Yes. And given the size of the market potential for premium pricing, even in the backdrop of oma biosimilars and assume gross-to-net discounts, et cetera, this is still quite a large product, as Rodney said earlier, $4.5 billion in estimated sales with those assumptions.

And just one quick question. Rodney, what with the pro forma cash, where does this take you in terms of the runway?

Yes. So with the $150 million pipe and our cash -- our Q3 cash balance was about $98 million. So when we modeled out the runway, including accounting for the upfront, et cetera, we get well into mid-2027, well past the time we expect to have the Phase IIb food allergy readout.

Our next question comes from Andy Chen with Wolfe Research.

Congrats on the deal. And I'm looking at your Slide 7, your market research again. So the 16% of prescribers that want to use your product, can you talk about what is the other 84% is a large fraction of that driven by untreated patients or patients that are untreated by biologics? Or is it mostly driven by Xolair or maybe other off-label biologics? And also a quick follow-up on the payer question. So obviously, the pricing of oma biosimilar hasn't stabilized yet, has even really happened yet. But can you talk about how you asked that question that led to your answer of 30% premium?

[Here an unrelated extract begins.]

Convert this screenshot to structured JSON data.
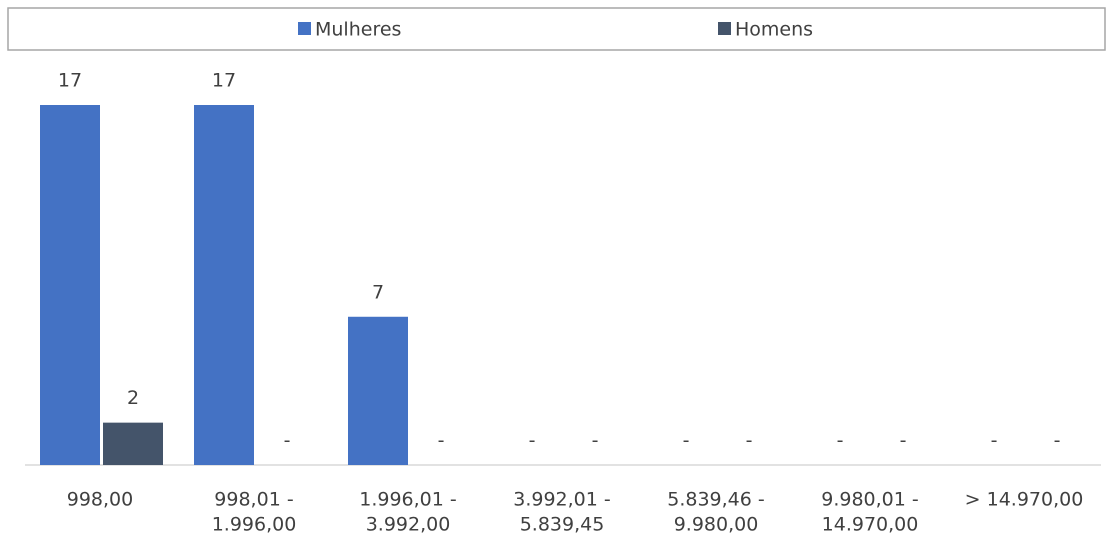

Yes. Great questions, Andy. So I'll the address the first one, the 16%. So you generally ask the prescribers, how are you treating your patients now and you kind of offer them the current menu of options and then you put -- quote product X into the mix and you asked the question again. In the current mix, probably 2/3 or so of the answer is going to be, we tell them to avoid the foods they're allergic to. So that leaves you kind of with 30-ish percent left. And a lot of that, oma is about 10-ish percent and then there's all the desensitization approaches, OIT, oral immunotherapies and the like, and then combinations of OIT and omalizumab. So then when you ask -- that's the current menu, then you ask them the future menu, which includes product X, which is 904, the prescribers jumped to 16%, they would treat their food allergy patients. And that compares to in the -- when you give them the full menu, including product X, that 16% compares to omalizumab dropping to kind of high single digits. So already on a head-to-head basis, at least theoretically, when you ask them or give them the choice, 904 is preferred versus omalizumab or an oma biosimilar. We similarly -- again, when you query payers about pricing and things like that, you tell them, and they will tell you, they know a biosimilar oma is coming. So the question is, where do you see that price erosion going. So you first get that and they kind of use that as their reference price and then think about how much of a premium over that they would be willing to pay for a target product profile, that is in omalizumab equivalent efficacy, but Q 8-week dosing or better. And again, it's that dosing less frequently, that differentiation they believe will lead to the increased compliance that I think is what they consider as valuable and willing to pay a premium for.

And I'm not showing any further questions at this time. I'd like to turn the call back over to Brian for any closing remarks.

I'd like to thank the entire route team, the BD teams and the diligence teams at routes, and thank you for your attention. Look forward to interacting with you in the future.

Ladies and gentlemen, this does conclude today's presentation. You may now disconnect.